And yet: This artist — not only a Washington prize, but a national dance treasure — deserves better. Much better. The reason Burgess was such a wreck backstage was that something had gone wrong with the sound during the performance of his solo “Dariush.” While dancer Katia Chupashko Norri was onstage furling and unfurling her arms like silk, twisting herself through complicated and fascinating visual rhythms, the CD of Sheila Chandra’s velvet chanting was noisily stuttering and skipping, as if a DJ were in the sound booth scratching vinyl.
Still, Norri had things well under control. Her inner musicality as she whipped through the steps was unaffected, and her focused, quicksilver performance was one of the bravest I’ve seen.
I mention the sound fiasco not because it was the most remarkable part of the program — it wasn’t — but to underscore the point that an artist of Burgess’s high caliber and consistent excellence ought to be performing on the grandest stages rather than in a small, tucked-away corner, whatever its appeal of coziness and nostalgia.

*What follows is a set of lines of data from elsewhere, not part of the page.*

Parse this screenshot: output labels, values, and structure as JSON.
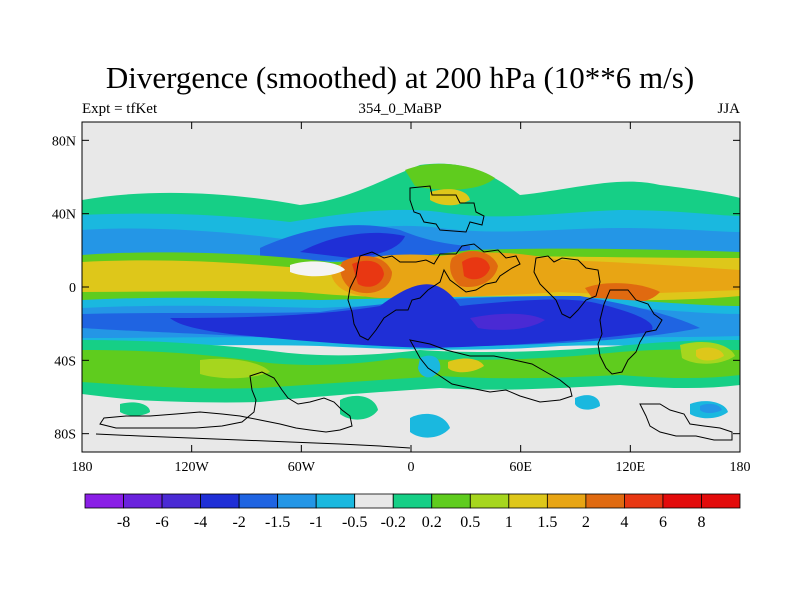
{
  "header": {
    "title": "Divergence (smoothed) at 200 hPa (10**6 m/s)",
    "left": "Expt = tfKet",
    "center": "354_0_MaBP",
    "right": "JJA"
  },
  "axes": {
    "y_ticks": [
      {
        "label": "80N",
        "lat": 80
      },
      {
        "label": "40N",
        "lat": 40
      },
      {
        "label": "0",
        "lat": 0
      },
      {
        "label": "40S",
        "lat": -40
      },
      {
        "label": "80S",
        "lat": -80
      }
    ],
    "x_ticks": [
      {
        "label": "180",
        "lon": -180
      },
      {
        "label": "120W",
        "lon": -120
      },
      {
        "label": "60W",
        "lon": -60
      },
      {
        "label": "0",
        "lon": 0
      },
      {
        "label": "60E",
        "lon": 60
      },
      {
        "label": "120E",
        "lon": 120
      },
      {
        "label": "180",
        "lon": 180
      }
    ],
    "lon_range": [
      -180,
      180
    ],
    "lat_range": [
      -90,
      90
    ]
  },
  "colorbar": {
    "colors": [
      "#8a1ee6",
      "#6a22dd",
      "#4a2ad4",
      "#1f2fd6",
      "#1f64e2",
      "#2496e6",
      "#1ab8df",
      "#e8e8e8",
      "#16cf86",
      "#5fcc1e",
      "#a6d61e",
      "#dec71a",
      "#e8a514",
      "#e06a10",
      "#e83712",
      "#e30b0b"
    ],
    "labels": [
      "-8",
      "-6",
      "-4",
      "-2",
      "-1.5",
      "-1",
      "-0.5",
      "-0.2",
      "0.2",
      "0.5",
      "1",
      "1.5",
      "2",
      "4",
      "6",
      "8"
    ]
  },
  "chart_data": {
    "type": "heatmap",
    "variable": "Divergence (smoothed) at 200 hPa",
    "units": "10**6 m/s",
    "levels": [
      -8,
      -6,
      -4,
      -2,
      -1.5,
      -1,
      -0.5,
      -0.2,
      0.2,
      0.5,
      1,
      1.5,
      2,
      4,
      6,
      8
    ],
    "x": {
      "name": "longitude",
      "range": [
        -180,
        180
      ]
    },
    "y": {
      "name": "latitude",
      "range": [
        -90,
        90
      ]
    },
    "bands": [
      {
        "lat": 45,
        "lon_range": [
          -180,
          180
        ],
        "value": 0.5
      },
      {
        "lat": 30,
        "lon_range": [
          -180,
          180
        ],
        "value": -1
      },
      {
        "lat": 22,
        "lon_range": [
          -180,
          180
        ],
        "value": -2
      },
      {
        "lat": 10,
        "lon_range": [
          -180,
          180
        ],
        "value": 2
      },
      {
        "lat": 0,
        "lon_range": [
          -180,
          180
        ],
        "value": 1
      },
      {
        "lat": -15,
        "lon_range": [
          -180,
          180
        ],
        "value": -1
      },
      {
        "lat": -25,
        "lon_range": [
          -100,
          100
        ],
        "value": -2
      },
      {
        "lat": -40,
        "lon_range": [
          -180,
          180
        ],
        "value": 0.5
      }
    ],
    "maxima": [
      {
        "lon": -22,
        "lat": 8,
        "value": 8
      },
      {
        "lon": 33,
        "lat": 10,
        "value": 6
      },
      {
        "lon": 110,
        "lat": -5,
        "value": 6
      },
      {
        "lon": 165,
        "lat": -30,
        "value": 1.5
      }
    ],
    "minima": [
      {
        "lon": 20,
        "lat": -25,
        "value": -4
      },
      {
        "lon": -60,
        "lat": 25,
        "value": -2
      }
    ]
  }
}
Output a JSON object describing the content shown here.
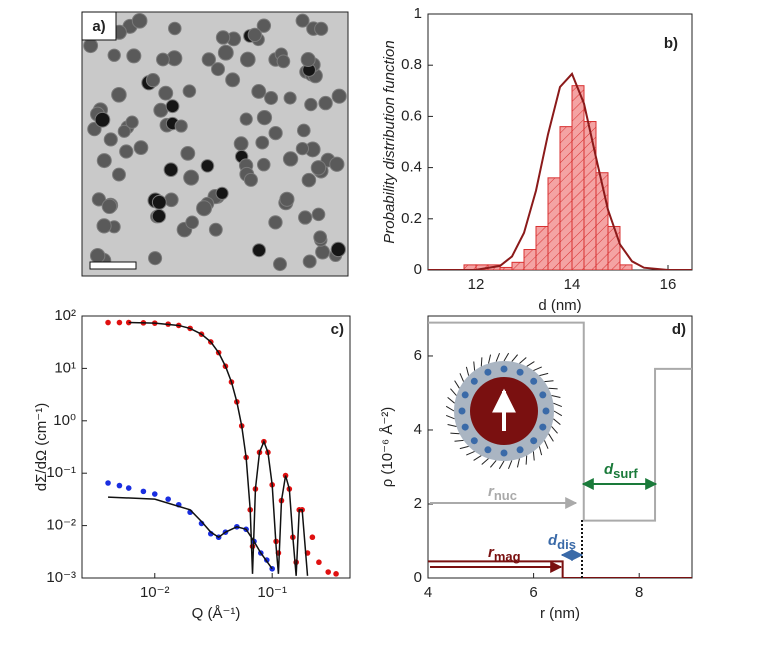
{
  "chart_data": [
    {
      "type": "image",
      "panel_label": "a)"
    },
    {
      "type": "histogram",
      "panel_label": "b)",
      "xlabel": "d (nm)",
      "ylabel": "Probability distribution function",
      "xlim": [
        11,
        16.5
      ],
      "ylim": [
        0,
        1
      ],
      "xticks": [
        12,
        14,
        16
      ],
      "yticks": [
        0,
        0.2,
        0.4,
        0.6,
        0.8,
        1
      ],
      "bins": [
        11.75,
        12,
        12.25,
        12.5,
        12.75,
        13,
        13.25,
        13.5,
        13.75,
        14,
        14.25,
        14.5,
        14.75,
        15,
        15.25
      ],
      "counts": [
        0.02,
        0.02,
        0.02,
        0.01,
        0.03,
        0.08,
        0.17,
        0.36,
        0.56,
        0.72,
        0.58,
        0.38,
        0.17,
        0.02
      ],
      "color": "#f4a3a3",
      "edge_color": "#d83030",
      "fit": {
        "color": "#8b1a1a",
        "x": [
          11,
          11.5,
          12,
          12.5,
          12.75,
          13,
          13.25,
          13.5,
          13.75,
          14,
          14.25,
          14.5,
          14.75,
          15,
          15.25,
          15.5,
          16,
          16.5
        ],
        "y": [
          0,
          0,
          0.0007,
          0.016,
          0.053,
          0.145,
          0.31,
          0.53,
          0.715,
          0.766,
          0.65,
          0.44,
          0.235,
          0.1,
          0.034,
          0.009,
          0,
          0
        ]
      }
    },
    {
      "type": "scatter",
      "panel_label": "c)",
      "xlabel": "Q (Å⁻¹)",
      "ylabel": "dΣ/dΩ (cm⁻¹)",
      "xscale": "log",
      "yscale": "log",
      "xlim": [
        0.0024,
        0.46
      ],
      "ylim": [
        0.001,
        100
      ],
      "xticks": [
        {
          "value": 0.01,
          "label": "10⁻²"
        },
        {
          "value": 0.1,
          "label": "10⁻¹"
        }
      ],
      "yticks": [
        {
          "value": 0.001,
          "label": "10⁻³"
        },
        {
          "value": 0.01,
          "label": "10⁻²"
        },
        {
          "value": 0.1,
          "label": "10⁻¹"
        },
        {
          "value": 1,
          "label": "10⁰"
        },
        {
          "value": 10,
          "label": "10¹"
        },
        {
          "value": 100,
          "label": "10²"
        }
      ],
      "series": [
        {
          "color": "#e01010",
          "x": [
            0.004,
            0.005,
            0.006,
            0.008,
            0.01,
            0.013,
            0.016,
            0.02,
            0.025,
            0.03,
            0.035,
            0.04,
            0.045,
            0.05,
            0.055,
            0.06,
            0.065,
            0.068,
            0.072,
            0.078,
            0.085,
            0.092,
            0.1,
            0.108,
            0.113,
            0.12,
            0.13,
            0.14,
            0.15,
            0.16,
            0.17,
            0.18,
            0.2,
            0.22,
            0.25,
            0.3,
            0.35
          ],
          "values": [
            75,
            75,
            75,
            74,
            73,
            70,
            66,
            58,
            45,
            32,
            20,
            11,
            5.5,
            2.3,
            0.8,
            0.2,
            0.02,
            0.004,
            0.05,
            0.25,
            0.4,
            0.25,
            0.06,
            0.005,
            0.003,
            0.03,
            0.09,
            0.05,
            0.006,
            0.002,
            0.02,
            0.02,
            0.003,
            0.006,
            0.002,
            0.0013,
            0.0012
          ]
        },
        {
          "color": "#1a2ee0",
          "x": [
            0.004,
            0.005,
            0.006,
            0.008,
            0.01,
            0.013,
            0.016,
            0.02,
            0.025,
            0.03,
            0.035,
            0.04,
            0.05,
            0.06,
            0.07,
            0.08,
            0.09,
            0.1
          ],
          "values": [
            0.065,
            0.058,
            0.052,
            0.045,
            0.04,
            0.032,
            0.025,
            0.018,
            0.011,
            0.007,
            0.006,
            0.0075,
            0.0095,
            0.0085,
            0.005,
            0.003,
            0.0022,
            0.0015
          ]
        }
      ],
      "fits": [
        {
          "color": "#111111",
          "x": [
            0.006,
            0.01,
            0.016,
            0.02,
            0.025,
            0.03,
            0.035,
            0.04,
            0.045,
            0.05,
            0.055,
            0.06,
            0.065,
            0.068,
            0.072,
            0.078,
            0.085,
            0.092,
            0.1,
            0.108,
            0.113,
            0.12,
            0.13,
            0.14,
            0.15,
            0.16,
            0.17,
            0.18,
            0.2
          ],
          "y": [
            75,
            73,
            66,
            58,
            45,
            32,
            20,
            11,
            5.5,
            2.3,
            0.8,
            0.2,
            0.02,
            0.0012,
            0.05,
            0.25,
            0.4,
            0.25,
            0.06,
            0.004,
            0.0012,
            0.03,
            0.09,
            0.05,
            0.006,
            0.0011,
            0.02,
            0.02,
            0.0011
          ]
        },
        {
          "color": "#111111",
          "x": [
            0.004,
            0.01,
            0.02,
            0.025,
            0.03,
            0.035,
            0.04,
            0.05,
            0.06,
            0.07,
            0.08,
            0.1
          ],
          "y": [
            0.035,
            0.032,
            0.02,
            0.012,
            0.0075,
            0.006,
            0.0075,
            0.0095,
            0.0085,
            0.005,
            0.003,
            0.0015
          ]
        }
      ]
    },
    {
      "type": "line",
      "panel_label": "d)",
      "xlabel": "r (nm)",
      "ylabel": "ρ (10⁻⁶ Å⁻²)",
      "xlim": [
        4,
        9
      ],
      "ylim": [
        0,
        7.08
      ],
      "xticks": [
        4,
        6,
        8
      ],
      "yticks": [
        0,
        2,
        4,
        6
      ],
      "series": [
        {
          "color": "#aaaaaa",
          "x": [
            4,
            6.95,
            6.95,
            8.3,
            8.3,
            9
          ],
          "values": [
            6.9,
            6.9,
            1.55,
            1.55,
            5.65,
            5.65
          ]
        },
        {
          "color": "#7a1010",
          "x": [
            4,
            6.55,
            6.55,
            9
          ],
          "values": [
            0.45,
            0.45,
            0,
            0
          ]
        }
      ],
      "annotations": [
        {
          "text": "r",
          "sub": "nuc",
          "color": "#aaaaaa"
        },
        {
          "text": "d",
          "sub": "surf",
          "color": "#1a7a3a"
        },
        {
          "text": "d",
          "sub": "dis",
          "color": "#3a6aa8"
        },
        {
          "text": "r",
          "sub": "mag",
          "color": "#7a1010"
        }
      ]
    }
  ]
}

From his very beginnings here, landing in 1989 from his New Mexico home, Burgess stood out as a dancer, with an unforgettable way of moving. He was at once calm and unrestrained, as if wind, fire and water fluctuated inside. When I first saw his company in 1993, its promise as a cultural and artistic force was clear. Burgess, a Korean American, set out on the bold course of telling Asian American stories in dance — in its first years, he called his group “Moving Forward,” with all the underlying meaning of revelation and progress against stereotypes that the phrase implies. And he has done exactly that. His works have grown sharper and cleaner year by year, and his audience — by no means limited to the Asian community — also has grown.
Back in 1995, he told me in an interview: “What I’m trying to do right now is codify and explore a movement lexicon which is really my own.” He’s achieved that, too. His dancers move with an arresting mix of the innate smoothness and control that Burgess possessed as a dancer (he retired from the stage a few years ago), the crisp precision of the martial-arts training of his youth and modern-dance influences. Chief among these is the subtle aesthetic of Japanese choreographer Michio Ito. (Burgess revived a handful of Ito works in an illuminating 1996 program.)
Burgess’s unwavering thematic focus, deep investigation, unique vocabulary, choreographic craftsmanship, plus the equally lofty contributions from the designers with whom he collaborates: These all add up to a level of accomplishment few dance artists can match. And each of these elements was present in the weekend’s 20th-anniversary performances, which included the ensemble works “Becoming American,” drawing on Norri’s experience of being adopted from Korea, and “Charlie Chan and the Mystery of Love,” springing from Burgess’s childhood fascination with the Hollywood detective. There was also a premiere, “Caverns.”